В голове, по прежнему, сильно гудело. Ни одной дельной мысли не шло. В памяти тоже зияла прореха просто охренительных размеров. Из вчерашнего он помнил только собственно начало свой попойки — момент первого и, кажется, второго глотка чачи. Еще отчетливо помнил желание пойти к реке. Напиться, наверное, хотел. Чачу запить. Остальные же события словно стертыми оказались. Совсем ничего не было.

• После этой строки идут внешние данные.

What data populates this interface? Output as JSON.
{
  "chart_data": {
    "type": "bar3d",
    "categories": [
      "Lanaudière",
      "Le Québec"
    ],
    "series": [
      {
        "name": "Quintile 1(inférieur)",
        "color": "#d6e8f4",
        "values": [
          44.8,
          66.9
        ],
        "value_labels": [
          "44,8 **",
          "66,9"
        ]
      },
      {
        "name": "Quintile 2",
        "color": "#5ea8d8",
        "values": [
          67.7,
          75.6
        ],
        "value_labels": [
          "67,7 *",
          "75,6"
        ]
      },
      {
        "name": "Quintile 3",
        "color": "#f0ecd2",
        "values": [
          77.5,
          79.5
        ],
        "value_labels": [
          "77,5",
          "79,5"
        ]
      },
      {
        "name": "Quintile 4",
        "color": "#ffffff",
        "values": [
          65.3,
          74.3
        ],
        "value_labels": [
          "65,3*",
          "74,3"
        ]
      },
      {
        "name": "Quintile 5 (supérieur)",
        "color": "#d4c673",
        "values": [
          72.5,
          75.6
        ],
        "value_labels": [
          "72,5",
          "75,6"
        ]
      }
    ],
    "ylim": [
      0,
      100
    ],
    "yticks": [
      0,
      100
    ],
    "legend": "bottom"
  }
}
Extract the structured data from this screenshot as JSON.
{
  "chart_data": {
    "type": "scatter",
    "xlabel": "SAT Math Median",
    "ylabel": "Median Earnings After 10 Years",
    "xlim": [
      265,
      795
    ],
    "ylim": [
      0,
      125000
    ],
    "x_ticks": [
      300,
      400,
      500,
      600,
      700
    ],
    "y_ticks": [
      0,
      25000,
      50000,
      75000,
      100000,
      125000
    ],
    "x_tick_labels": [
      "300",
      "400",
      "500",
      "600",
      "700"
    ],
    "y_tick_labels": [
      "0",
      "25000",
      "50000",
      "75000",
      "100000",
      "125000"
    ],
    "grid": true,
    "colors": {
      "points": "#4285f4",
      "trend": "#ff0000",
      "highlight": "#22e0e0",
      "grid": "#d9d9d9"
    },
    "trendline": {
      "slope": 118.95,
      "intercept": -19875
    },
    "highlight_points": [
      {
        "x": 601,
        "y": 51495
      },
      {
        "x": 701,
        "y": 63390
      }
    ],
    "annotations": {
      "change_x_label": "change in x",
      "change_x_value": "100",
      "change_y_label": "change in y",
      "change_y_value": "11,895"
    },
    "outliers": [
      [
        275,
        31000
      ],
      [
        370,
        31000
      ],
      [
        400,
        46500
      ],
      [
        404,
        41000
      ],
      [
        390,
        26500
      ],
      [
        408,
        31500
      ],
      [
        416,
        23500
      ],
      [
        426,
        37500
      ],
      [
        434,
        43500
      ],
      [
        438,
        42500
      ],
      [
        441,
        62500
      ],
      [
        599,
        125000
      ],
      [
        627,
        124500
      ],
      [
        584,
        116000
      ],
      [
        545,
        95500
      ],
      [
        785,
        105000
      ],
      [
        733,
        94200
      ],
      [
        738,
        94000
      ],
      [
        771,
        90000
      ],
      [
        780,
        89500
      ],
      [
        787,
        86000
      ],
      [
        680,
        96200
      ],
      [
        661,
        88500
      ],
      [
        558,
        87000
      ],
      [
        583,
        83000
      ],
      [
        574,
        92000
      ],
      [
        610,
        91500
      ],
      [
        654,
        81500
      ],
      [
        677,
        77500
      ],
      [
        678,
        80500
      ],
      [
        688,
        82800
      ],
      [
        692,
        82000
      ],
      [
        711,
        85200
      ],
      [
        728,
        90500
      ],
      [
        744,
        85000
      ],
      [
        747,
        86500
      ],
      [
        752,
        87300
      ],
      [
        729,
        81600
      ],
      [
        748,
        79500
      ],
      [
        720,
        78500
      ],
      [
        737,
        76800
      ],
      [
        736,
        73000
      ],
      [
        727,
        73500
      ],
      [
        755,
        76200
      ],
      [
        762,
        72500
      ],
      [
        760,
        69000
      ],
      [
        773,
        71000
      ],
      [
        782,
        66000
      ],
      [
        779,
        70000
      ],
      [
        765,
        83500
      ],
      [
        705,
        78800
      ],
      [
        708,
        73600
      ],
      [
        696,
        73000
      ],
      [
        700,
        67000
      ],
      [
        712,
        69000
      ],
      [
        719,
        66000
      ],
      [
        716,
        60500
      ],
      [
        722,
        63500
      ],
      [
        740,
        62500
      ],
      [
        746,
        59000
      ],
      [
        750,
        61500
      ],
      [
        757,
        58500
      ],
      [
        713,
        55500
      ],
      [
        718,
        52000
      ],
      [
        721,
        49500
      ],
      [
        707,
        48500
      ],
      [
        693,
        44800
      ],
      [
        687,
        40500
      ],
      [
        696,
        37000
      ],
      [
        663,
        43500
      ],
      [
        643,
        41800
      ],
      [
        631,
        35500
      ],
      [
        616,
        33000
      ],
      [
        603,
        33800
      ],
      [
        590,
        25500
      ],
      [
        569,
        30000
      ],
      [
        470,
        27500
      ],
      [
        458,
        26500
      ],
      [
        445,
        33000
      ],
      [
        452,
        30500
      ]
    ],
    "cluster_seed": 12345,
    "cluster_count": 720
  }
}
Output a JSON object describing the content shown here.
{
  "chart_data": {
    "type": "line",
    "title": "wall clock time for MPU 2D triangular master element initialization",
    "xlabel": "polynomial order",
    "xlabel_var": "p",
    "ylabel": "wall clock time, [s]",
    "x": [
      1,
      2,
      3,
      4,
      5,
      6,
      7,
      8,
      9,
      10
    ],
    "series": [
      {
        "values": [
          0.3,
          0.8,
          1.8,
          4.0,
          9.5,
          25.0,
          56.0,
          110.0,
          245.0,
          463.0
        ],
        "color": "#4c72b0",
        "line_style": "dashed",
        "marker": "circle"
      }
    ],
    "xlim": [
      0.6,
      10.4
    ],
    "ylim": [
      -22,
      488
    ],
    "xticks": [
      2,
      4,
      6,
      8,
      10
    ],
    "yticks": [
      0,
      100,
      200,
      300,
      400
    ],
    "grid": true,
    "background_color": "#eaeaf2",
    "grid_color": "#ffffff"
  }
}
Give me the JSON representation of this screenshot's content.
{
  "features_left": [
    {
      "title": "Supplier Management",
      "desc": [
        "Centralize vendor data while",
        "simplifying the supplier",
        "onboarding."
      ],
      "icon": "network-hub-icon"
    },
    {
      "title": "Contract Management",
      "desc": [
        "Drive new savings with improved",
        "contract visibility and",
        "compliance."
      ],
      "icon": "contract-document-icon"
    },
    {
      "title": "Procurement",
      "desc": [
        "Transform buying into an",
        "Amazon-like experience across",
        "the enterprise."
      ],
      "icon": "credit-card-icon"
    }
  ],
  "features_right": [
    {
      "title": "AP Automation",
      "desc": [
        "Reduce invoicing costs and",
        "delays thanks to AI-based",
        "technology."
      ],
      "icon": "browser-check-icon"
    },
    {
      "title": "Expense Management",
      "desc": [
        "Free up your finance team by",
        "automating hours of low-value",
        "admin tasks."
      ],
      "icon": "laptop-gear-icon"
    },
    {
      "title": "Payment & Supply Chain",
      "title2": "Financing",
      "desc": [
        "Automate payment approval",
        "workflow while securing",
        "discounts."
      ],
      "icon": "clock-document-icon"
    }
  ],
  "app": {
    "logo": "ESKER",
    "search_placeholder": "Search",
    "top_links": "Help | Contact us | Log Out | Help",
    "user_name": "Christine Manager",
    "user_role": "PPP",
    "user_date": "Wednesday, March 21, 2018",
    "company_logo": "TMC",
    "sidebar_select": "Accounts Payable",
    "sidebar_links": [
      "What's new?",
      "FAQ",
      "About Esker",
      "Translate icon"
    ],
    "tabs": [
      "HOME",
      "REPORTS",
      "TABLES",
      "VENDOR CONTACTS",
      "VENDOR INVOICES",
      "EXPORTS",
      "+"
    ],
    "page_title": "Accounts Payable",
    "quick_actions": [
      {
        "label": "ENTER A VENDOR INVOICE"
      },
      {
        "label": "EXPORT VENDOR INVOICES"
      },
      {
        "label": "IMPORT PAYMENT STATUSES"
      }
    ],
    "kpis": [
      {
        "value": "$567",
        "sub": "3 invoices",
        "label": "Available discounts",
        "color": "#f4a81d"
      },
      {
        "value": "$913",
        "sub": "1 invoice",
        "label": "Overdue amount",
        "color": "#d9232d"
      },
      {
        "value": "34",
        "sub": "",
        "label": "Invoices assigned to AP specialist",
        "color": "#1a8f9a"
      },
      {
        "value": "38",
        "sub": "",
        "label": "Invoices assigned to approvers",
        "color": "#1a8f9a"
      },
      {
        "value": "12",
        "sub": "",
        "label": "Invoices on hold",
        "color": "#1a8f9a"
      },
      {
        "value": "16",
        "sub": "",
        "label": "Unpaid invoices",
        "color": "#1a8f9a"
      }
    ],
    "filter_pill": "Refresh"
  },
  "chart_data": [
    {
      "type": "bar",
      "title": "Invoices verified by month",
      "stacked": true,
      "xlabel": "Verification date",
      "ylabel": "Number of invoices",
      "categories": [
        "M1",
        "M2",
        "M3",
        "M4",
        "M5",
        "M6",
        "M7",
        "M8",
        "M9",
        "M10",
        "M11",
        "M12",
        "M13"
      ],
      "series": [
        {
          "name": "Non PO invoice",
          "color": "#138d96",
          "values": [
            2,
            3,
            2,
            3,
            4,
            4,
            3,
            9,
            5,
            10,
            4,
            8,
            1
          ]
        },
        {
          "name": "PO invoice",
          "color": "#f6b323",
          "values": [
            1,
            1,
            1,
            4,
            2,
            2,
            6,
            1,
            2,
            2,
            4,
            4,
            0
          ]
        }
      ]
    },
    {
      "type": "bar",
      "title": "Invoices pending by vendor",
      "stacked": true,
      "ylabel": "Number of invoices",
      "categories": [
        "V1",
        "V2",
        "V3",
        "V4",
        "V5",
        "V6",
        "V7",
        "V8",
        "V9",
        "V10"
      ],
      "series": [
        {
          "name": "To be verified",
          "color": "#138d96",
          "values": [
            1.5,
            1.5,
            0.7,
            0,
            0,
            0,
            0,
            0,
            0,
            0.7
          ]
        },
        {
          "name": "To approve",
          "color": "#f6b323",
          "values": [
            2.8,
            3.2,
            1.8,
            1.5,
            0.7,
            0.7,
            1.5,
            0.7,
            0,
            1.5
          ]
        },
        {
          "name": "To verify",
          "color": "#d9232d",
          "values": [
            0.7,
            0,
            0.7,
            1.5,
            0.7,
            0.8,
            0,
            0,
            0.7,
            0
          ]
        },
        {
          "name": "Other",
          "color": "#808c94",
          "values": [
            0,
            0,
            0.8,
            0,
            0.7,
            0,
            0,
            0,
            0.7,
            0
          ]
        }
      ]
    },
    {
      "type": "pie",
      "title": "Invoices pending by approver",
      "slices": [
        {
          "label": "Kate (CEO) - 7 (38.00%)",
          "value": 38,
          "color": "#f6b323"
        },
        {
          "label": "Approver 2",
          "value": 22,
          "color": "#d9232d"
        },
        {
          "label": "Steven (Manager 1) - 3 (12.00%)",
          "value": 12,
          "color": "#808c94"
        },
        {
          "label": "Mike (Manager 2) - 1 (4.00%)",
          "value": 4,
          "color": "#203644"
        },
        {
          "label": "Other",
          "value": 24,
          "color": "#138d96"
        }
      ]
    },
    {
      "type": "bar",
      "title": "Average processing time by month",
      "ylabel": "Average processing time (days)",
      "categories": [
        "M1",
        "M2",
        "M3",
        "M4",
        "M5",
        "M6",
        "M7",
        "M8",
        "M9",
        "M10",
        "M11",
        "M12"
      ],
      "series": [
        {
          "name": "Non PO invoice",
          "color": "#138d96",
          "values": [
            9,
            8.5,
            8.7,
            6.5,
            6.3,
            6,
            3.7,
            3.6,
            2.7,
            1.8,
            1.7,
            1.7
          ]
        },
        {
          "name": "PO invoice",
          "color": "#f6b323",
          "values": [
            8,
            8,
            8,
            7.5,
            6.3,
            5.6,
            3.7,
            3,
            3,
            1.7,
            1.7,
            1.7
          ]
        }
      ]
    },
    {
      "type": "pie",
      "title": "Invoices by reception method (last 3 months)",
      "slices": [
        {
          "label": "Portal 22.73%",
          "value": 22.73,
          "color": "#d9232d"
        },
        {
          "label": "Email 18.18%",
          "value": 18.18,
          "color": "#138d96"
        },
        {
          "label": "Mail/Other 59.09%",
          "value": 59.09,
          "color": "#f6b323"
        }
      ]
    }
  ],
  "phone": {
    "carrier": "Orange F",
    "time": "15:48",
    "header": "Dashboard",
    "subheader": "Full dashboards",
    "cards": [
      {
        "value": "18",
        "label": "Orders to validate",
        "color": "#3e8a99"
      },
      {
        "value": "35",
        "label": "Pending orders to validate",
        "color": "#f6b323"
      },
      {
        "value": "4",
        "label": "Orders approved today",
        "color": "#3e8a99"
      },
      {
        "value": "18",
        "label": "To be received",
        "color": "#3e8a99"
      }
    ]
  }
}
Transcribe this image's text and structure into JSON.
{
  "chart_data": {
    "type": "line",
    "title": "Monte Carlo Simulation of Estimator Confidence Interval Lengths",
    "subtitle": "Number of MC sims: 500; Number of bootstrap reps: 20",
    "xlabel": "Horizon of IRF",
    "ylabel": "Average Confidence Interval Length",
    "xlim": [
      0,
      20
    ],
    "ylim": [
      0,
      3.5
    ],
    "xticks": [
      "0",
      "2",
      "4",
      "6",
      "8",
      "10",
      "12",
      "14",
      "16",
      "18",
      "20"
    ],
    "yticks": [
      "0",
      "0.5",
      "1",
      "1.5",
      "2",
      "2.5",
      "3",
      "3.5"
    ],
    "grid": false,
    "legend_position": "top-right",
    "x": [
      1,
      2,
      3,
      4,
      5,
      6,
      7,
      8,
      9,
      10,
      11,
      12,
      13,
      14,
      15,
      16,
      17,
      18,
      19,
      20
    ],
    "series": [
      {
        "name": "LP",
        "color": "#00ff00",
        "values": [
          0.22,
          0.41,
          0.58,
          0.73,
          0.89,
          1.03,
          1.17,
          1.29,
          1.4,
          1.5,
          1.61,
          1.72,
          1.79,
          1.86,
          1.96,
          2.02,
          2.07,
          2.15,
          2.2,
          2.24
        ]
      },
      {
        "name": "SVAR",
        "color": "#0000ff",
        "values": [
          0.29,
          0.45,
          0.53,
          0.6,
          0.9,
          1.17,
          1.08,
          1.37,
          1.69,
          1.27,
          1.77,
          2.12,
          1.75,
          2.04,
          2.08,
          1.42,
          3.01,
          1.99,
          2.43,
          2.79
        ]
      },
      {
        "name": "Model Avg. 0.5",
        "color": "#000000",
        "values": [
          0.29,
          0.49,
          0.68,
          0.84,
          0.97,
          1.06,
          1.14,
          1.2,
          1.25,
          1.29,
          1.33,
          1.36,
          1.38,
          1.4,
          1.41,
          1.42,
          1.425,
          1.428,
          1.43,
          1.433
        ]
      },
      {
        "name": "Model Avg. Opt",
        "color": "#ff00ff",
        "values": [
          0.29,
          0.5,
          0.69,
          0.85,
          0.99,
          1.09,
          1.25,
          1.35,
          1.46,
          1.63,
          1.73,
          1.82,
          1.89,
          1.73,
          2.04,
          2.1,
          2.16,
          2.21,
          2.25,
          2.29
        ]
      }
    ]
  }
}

— А что-то ведь произошло… Не сам же я пришел сюда и забрался в чью-то кровать. А вдруг сейчас придет медведь и спросит, а кто спал в моей кровати… Б…ь, а если я, правда, сам сюда приперся? — во всем теле вдруг похолодело. Головная боль моментом куда-то спряталась, словно и не болело ничего. Пот даже прошиб. — Как говориться, хата богатая и хозяин, скорее всего, важный человек. В таком шатре какой-нибудь сотник обитать точно не будет. Не по чину. Боярское или воеводское обиталище.
От этой мысли стало еще хуже. Ведь за самовольное проникновение в боярский шатер могли запросто руки и ноги отрубить. Обвинят в воровстве чего-нибудь и на плаху потащат. Здесь, мать его, по хлеще, чем Дикий Запад. Там негром вешали без суда и следствия, а здесь простой люд четвертовали.
— Идет кто-то… — снаружи послышались чьи-то шаги. Явно кто-то направлялся к шатру. Сейчас все и проясниться.
Дмитрий решил притвориться спящим. Вдруг пронесет как-нибудь. В шкуры быстро завернулся и затих.
— Кхе-кхе, — прокашлял негромко мальчишечьей голос в дальней части шатра. Следом появился худой, как жердь, паренек с вытаращенными глазами и всклоченной прической, держащий в руках поднос. — Кхе-кхе… Господин, — голос его был испуганный, едва слышный. Он вроде бы и спрашивал, но так, чтобы никого не потревожить. Голову на тонкой цыплячьей шее тянул вперед, смотря в сторону лежавшего без движения Дмитрия. — Господин, — еще раз, еще тише, позвал он.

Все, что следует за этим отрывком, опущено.